You could cynically boil down Rory’s choice to one between his beloved, youthful, spirited, chipper, sarcastic Amy and the old, wrinkly, selfish, deeply embittered one who kept a robot effigy of himself as a pet. Not exactly a dilemma to task Solomon. But given a much stronger setup, I would have totally bought into the situation.

She was, after all, his Amy, but one who had suffered, one he felt he had let down or betrayed. That’s bound to plague the conscience of a softy like Rory. And from Amy’s POV, well, of course she’s not going to want to ‘die’. It’s potent stuff.
But it suffers, I think, because it’s built like a house of straw.

As with his Cyberman two-parter which tried so hard to be a Hollywood action blockbuster and ended up just being a mechanical trudgeathon, MacRae’s inventiveness apparently fails to match his ambitions. There’s some creativity on display, with the fantastic imagery of the giant temporal magnifying glass, for instance, but there seems to be two streams of effort at work here: one where the writer has tried hard to make this scenario work, the other where he’s either been lazy or just not up to the task. I’m going to take the charitable view and assume these scripts are produced in a hurry to tight deadlines. But even then I can’t quite believe that nobody – say, a script editor or someone of that sort – looked at this and thought, hang on, Tom, don’t you think this is a bit weak? There's a worrying "It'll do" attitude that seems to creep into Doctor Who now and again. And again.

Never mind that we’ve already had alien medical AIs who haven’t a clue about human medicine (The Curse Of The Black Spot) in this same season. (Yawn.) But channeling one third of the TARDIS party into a separate time stream by virtue of an erroneous button press is pathetic. Disbelief is compounded by the way neither Rory or the Doctor recall that there are two *completely different buttons* when they shout instruction to Amy to “press the button”. Getting past that, we then have to buy the notion that Amy has survived for thirty six years against what must have been a vast army of robots before any programming kicked in to register that, what with all these robots getting knocked out and the ‘unidentified bacteria’ still present, perhaps some alternative approach was needed on the part of the administration.
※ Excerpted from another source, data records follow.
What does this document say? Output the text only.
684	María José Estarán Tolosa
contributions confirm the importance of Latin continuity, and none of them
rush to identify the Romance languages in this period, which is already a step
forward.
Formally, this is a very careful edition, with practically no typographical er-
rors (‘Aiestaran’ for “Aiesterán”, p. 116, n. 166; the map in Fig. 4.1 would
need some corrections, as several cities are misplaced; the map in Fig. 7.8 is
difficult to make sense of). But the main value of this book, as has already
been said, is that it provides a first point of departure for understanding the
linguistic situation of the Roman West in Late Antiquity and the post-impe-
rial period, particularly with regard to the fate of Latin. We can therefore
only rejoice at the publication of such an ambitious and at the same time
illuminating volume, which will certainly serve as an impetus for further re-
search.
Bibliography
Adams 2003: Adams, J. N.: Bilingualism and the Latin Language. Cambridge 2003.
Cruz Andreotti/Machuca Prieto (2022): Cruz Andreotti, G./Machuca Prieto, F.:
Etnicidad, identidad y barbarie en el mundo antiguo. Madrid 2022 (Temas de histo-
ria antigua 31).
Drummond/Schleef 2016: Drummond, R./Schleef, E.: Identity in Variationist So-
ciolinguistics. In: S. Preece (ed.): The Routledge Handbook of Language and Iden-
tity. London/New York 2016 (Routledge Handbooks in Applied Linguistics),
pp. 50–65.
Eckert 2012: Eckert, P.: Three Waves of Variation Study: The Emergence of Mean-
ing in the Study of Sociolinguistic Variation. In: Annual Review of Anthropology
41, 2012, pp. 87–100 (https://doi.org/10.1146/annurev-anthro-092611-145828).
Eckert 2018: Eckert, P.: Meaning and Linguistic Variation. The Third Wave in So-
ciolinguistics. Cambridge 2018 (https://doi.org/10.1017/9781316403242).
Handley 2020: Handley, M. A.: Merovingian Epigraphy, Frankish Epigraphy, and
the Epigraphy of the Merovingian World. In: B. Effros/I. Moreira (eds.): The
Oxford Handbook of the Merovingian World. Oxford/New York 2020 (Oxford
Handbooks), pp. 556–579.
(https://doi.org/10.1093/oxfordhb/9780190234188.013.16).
Fair enough, Interface didn’t seem that bright. But for such a contrived and ‘advanced’ system for humanely dealing with this terrible disease, you might expect a few more complex protocols to have been built in to handle the occasional hiccup. Thousands of time streams all overlapping, we’re told, and yet the system is to all intents and purposes a one-trick pony, with absolutely no grasp of events outside the norm.
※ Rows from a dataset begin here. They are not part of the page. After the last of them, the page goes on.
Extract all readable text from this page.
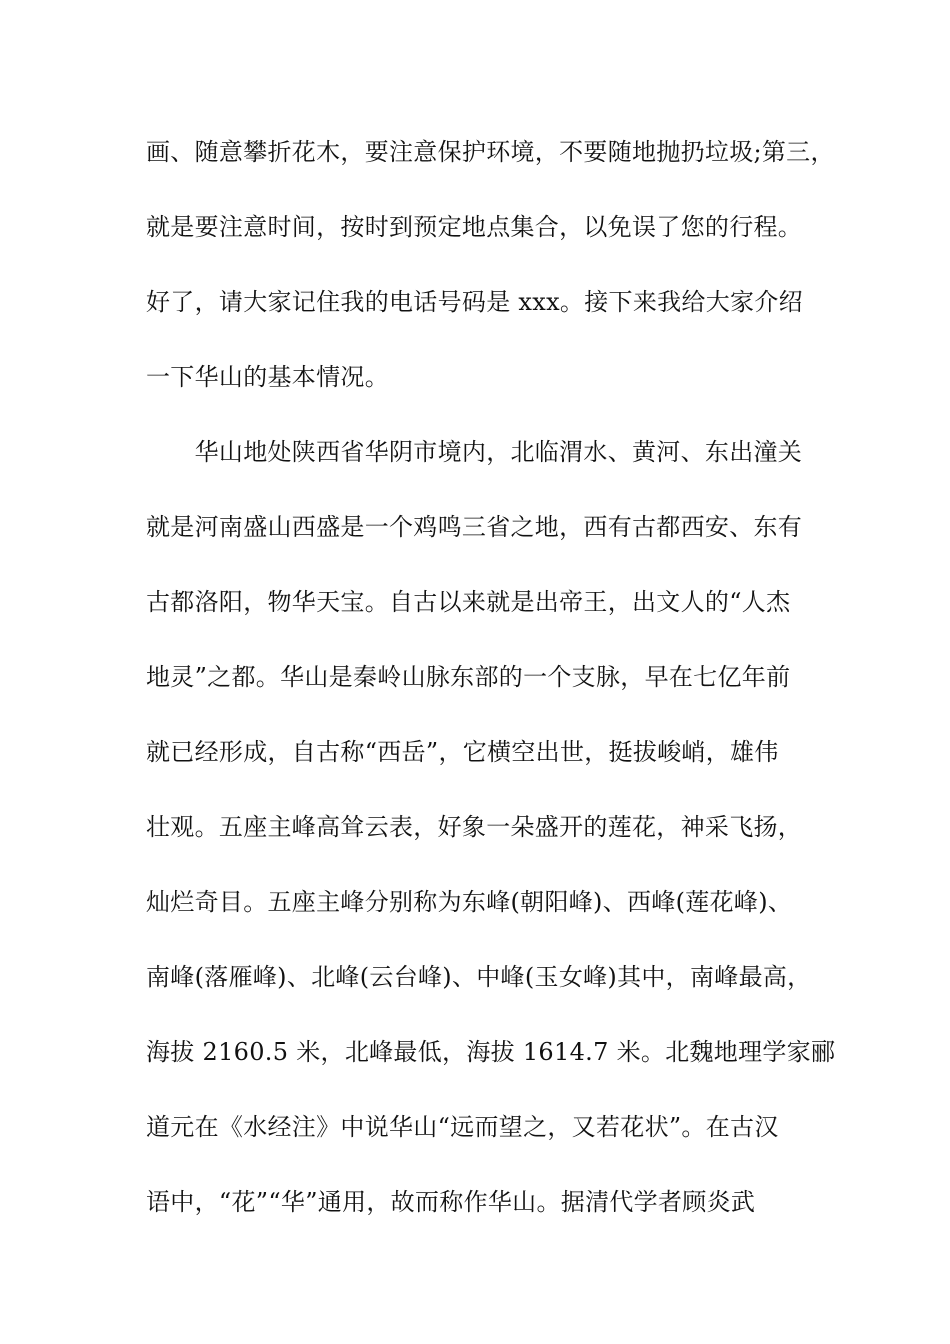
画、随意攀折花木，要注意保护环境，不要随地抛扔垃圾;第三，
就是要注意时间，按时到预定地点集合，以免误了您的行程。
好了，请大家记住我的电话号码是 xxx。接下来我给大家介绍
一下华山的基本情况。
　　华山地处陕西省华阴市境内，北临渭水、黄河、东出潼关
就是河南盛山西盛是一个鸡鸣三省之地，西有古都西安、东有
古都洛阳，物华天宝。自古以来就是出帝王，出文人的“人杰
地灵”之都。华山是秦岭山脉东部的一个支脉，早在七亿年前
就已经形成，自古称“西岳”，它横空出世，挺拔峻峭，雄伟
壮观。五座主峰高耸云表，好象一朵盛开的莲花，神采飞扬，
灿烂奇目。五座主峰分别称为东峰(朝阳峰)、西峰(莲花峰)、
南峰(落雁峰)、北峰(云台峰)、中峰(玉女峰)其中，南峰最高，
海拔 2160.5 米，北峰最低，海拔 1614.7 米。北魏地理学家郦
道元在《水经注》中说华山“远而望之，又若花状”。在古汉
语中，“花”“华”通用，故而称作华山。据清代学者顾炎武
All the while, outside of Amy’s machine-room safehouse, we’re only shown one garden, a check-in area, a gallery and one stretch of corridor. We can assume she ranged a bit further afield in her thirty-six years, but the overall effect is to portray an extremely limited quarantine area and a consequently less convincing impression of the time that has supposedly passed.
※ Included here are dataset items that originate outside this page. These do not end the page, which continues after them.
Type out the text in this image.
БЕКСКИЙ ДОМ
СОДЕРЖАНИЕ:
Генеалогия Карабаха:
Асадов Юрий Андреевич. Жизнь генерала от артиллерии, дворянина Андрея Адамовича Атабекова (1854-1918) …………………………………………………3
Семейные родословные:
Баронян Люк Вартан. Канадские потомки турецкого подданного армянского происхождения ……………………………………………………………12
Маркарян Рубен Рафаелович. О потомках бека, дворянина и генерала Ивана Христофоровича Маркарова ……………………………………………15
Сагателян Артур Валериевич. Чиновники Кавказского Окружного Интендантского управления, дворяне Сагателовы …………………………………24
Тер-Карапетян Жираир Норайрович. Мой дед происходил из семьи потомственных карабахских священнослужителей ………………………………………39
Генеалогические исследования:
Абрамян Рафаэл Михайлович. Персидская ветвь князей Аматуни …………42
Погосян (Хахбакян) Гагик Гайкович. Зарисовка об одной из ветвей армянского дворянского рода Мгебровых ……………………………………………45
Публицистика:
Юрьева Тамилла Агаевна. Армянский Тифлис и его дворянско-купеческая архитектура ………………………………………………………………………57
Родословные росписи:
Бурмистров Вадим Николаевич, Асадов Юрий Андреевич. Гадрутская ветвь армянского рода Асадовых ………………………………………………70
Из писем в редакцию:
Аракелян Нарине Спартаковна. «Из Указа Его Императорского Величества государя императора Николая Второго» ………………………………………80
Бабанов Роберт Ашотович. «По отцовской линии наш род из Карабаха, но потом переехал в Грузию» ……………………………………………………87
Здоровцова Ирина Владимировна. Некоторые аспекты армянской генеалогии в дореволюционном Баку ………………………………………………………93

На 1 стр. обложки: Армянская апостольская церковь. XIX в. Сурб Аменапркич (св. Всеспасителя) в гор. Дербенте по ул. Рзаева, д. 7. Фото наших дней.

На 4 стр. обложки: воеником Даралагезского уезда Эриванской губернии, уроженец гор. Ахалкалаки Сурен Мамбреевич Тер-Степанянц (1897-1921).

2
And to top it all, the Doctor singularly fails to spell out to Rory that the rewriting (here we go again) of Amy’s timeline will actually spare her ever having suffered this ordeal. And nobody even mention that Rory waited two thousand years for Amy not all that long ago. And he still has memories of that.

In retrospect, I wonder if the tale would have worked better had the facility been a form of prison. The stretched time stream being some form of extending a sentence indefinitely, the different areas being different ordeals – a choice of hells, as it were, as opposed to gardens and theme parks etc, the robots being guards. And the Doctor and Rory are left in the time stream designed for visiting hours, as you’d have in a prison or public viewing – perhaps the victims’ families, who might wish to view the criminal’s suffering as some form of closure.

All decidedly nastier, but for my money simpler and more believable.

Obviously it’s just one idea I’ve come up with off the top of my head and it would need work, especially at the beginning when it came to how to separate Amy from the Doctor and Rory. But in that respect it’s no different to the episode we got.

All in all, another story that looked much better in the trailer. And ultimately one fine example of why actors are often more celebrated than writers.